Faggioli seems to assume, at least for the sake of his argument, that the Pope’s offhand comment to a journalist aboard the papal plane returning from Mexico somehow constituted a reasoned opinion regarding Trump’s suitability for office.
Every indication from the Vatican, however, suggests the contrary.
The day after the Pope’s comment, which referred specifically to the idea of building a wall along the U.S. southern border, Papal spokesman Father Federico Lombardi walked the Pope’s words back, insisting that the pontiff was not intending a personal judgment on Trump, or trying to tell Catholics how to vote at the upcoming election.
“This case drew a lot of attention,” Lombardi said, “but he never intended it to be in any way a personal attack or an instruction on how to vote. The Pope has made it clear that he would not meddle in the voting issues in the election campaign of the United States.”
In his rambling essay, Faggioli makes one dubious assertion after another, which can only leave informed readers scratching their heads.
The writer says that the phenomenon of Catholic Trumpism “lays bare several deep internal contradictions and trends at work in American Catholicism.” Certain trends and divisions do indeed exist within American Catholicism, but not along the lines that Faggioli suggests.
Faggioli proposes that Catholics are divided not only along social and ideological lines, but ethnic and racial lines as well. All this means in reality is that religion is not the only factor at work in people’s voting habits. Blacks and Hispanics have traditionally aligned themselves predominantly with the Democratic party, and this includes black and Hispanic Catholics as well. Nothing particularly groundbreaking here.
From this, Faggioli makes the illogical conclusion that Trump’s popularity among conservative Catholics is racially motivated. Just this week, however, an overwhelmingly white group of 36 prominent Catholic conservatives came out against Trump, which shoots Faggioli’s thesis to hell.
To say, as Faggioli does, that “the white conservative Catholic church, whose members are now clinging desperately to Trump,” are “terrified to lose ‘white supremacy’ within American society” is ridiculous in the extreme.

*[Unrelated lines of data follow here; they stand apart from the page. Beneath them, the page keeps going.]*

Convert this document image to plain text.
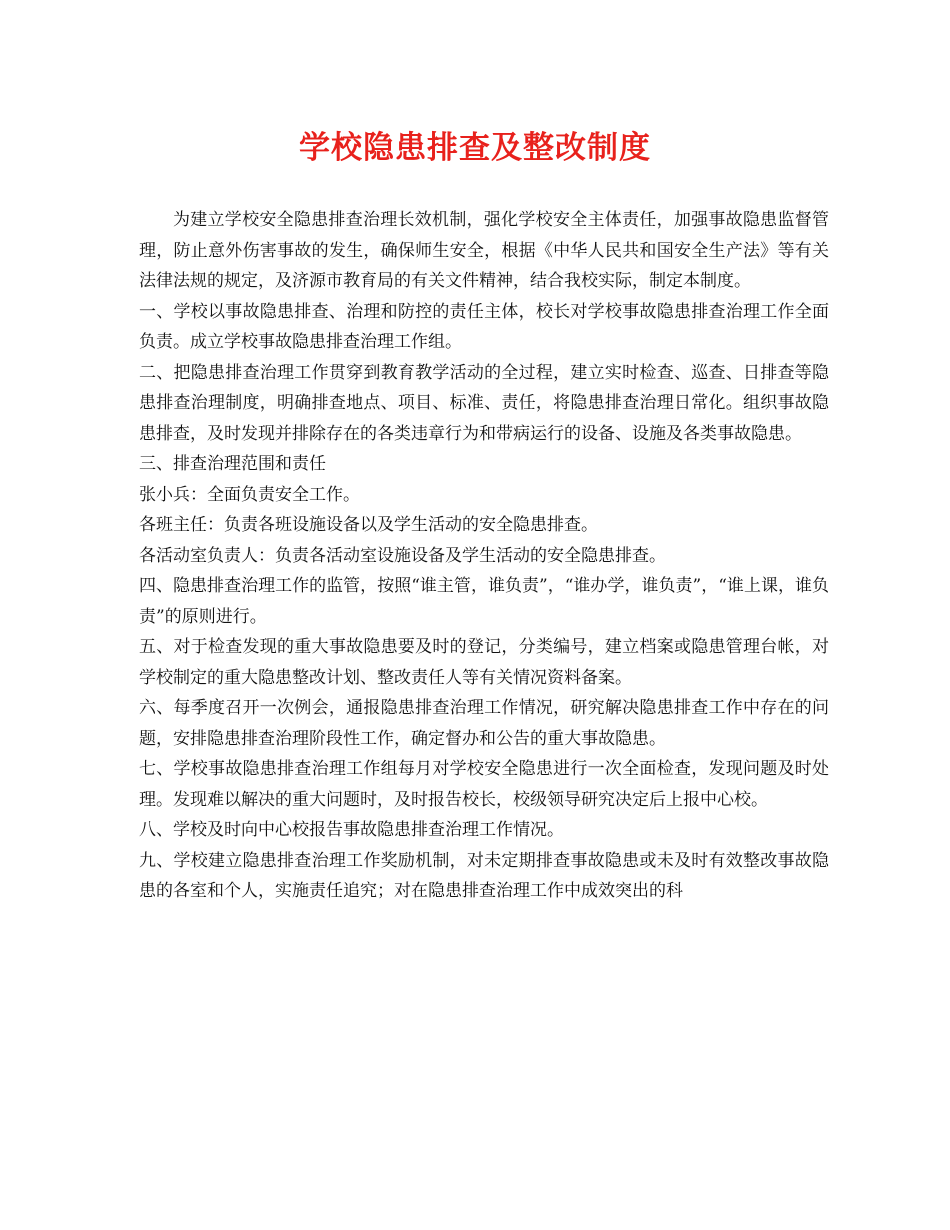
学校隐患排查及整改制度

为建立学校安全隐患排查治理长效机制，强化学校安全主体责任，加强事故隐患监督管理，防止意外伤害事故的发生，确保师生安全，根据《中华人民共和国安全生产法》等有关法律法规的规定，及济源市教育局的有关文件精神，结合我校实际，制定本制度。

一、学校以事故隐患排查、治理和防控的责任主体，校长对学校事故隐患排查治理工作全面负责。成立学校事故隐患排查治理工作组。

二、把隐患排查治理工作贯穿到教育教学活动的全过程，建立实时检查、巡查、日排查等隐患排查治理制度，明确排查地点、项目、标准、责任，将隐患排查治理日常化。组织事故隐患排查，及时发现并排除存在的各类违章行为和带病运行的设备、设施及各类事故隐患。

三、排查治理范围和责任

张小兵：全面负责安全工作。

各班主任：负责各班设施设备以及学生活动的安全隐患排查。

各活动室负责人：负责各活动室设施设备及学生活动的安全隐患排查。

四、隐患排查治理工作的监管，按照“谁主管，谁负责”，“谁办学，谁负责”，“谁上课，谁负责”的原则进行。

五、对于检查发现的重大事故隐患要及时的登记，分类编号，建立档案或隐患管理台帐，对学校制定的重大隐患整改计划、整改责任人等有关情况资料备案。

六、每季度召开一次例会，通报隐患排查治理工作情况，研究解决隐患排查工作中存在的问题，安排隐患排查治理阶段性工作，确定督办和公告的重大事故隐患。

七、学校事故隐患排查治理工作组每月对学校安全隐患进行一次全面检查，发现问题及时处理。发现难以解决的重大问题时，及时报告校长，校级领导研究决定后上报中心校。

八、学校及时向中心校报告事故隐患排查治理工作情况。

九、学校建立隐患排查治理工作奖励机制，对未定期排查事故隐患或未及时有效整改事故隐患的各室和个人，实施责任追究；对在隐患排查治理工作中成效突出的科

Moreover, Faggioli wonders aloud how Trump can earn the votes of conservative Catholics despite his “more than flip-floppy position” on the abortion issue, and concludes that the pro-life cause has dropped in importance among Catholic voters. In point of fact, however, Trump has only secured the support of many conservative Catholics by the assertion of his pro-life credentials and intentions to work as president for pro-life interests. Those unconvinced by those assertions, like the signers of the letter referenced above, have withheld their support from Trump.
All in all, the situation of the conservative Catholic electorate in the United States is far more complex and nuanced than Faggioli’s superficial analysis would suggest.
What is abundantly clear is that many Catholic Republicans, whether self-identified conservatives or not, are finding in Trump a candidate successful in business, external to the political establishment and strong in leadership.
Whether those qualities are sufficient to secure their long-term support remains to be seen.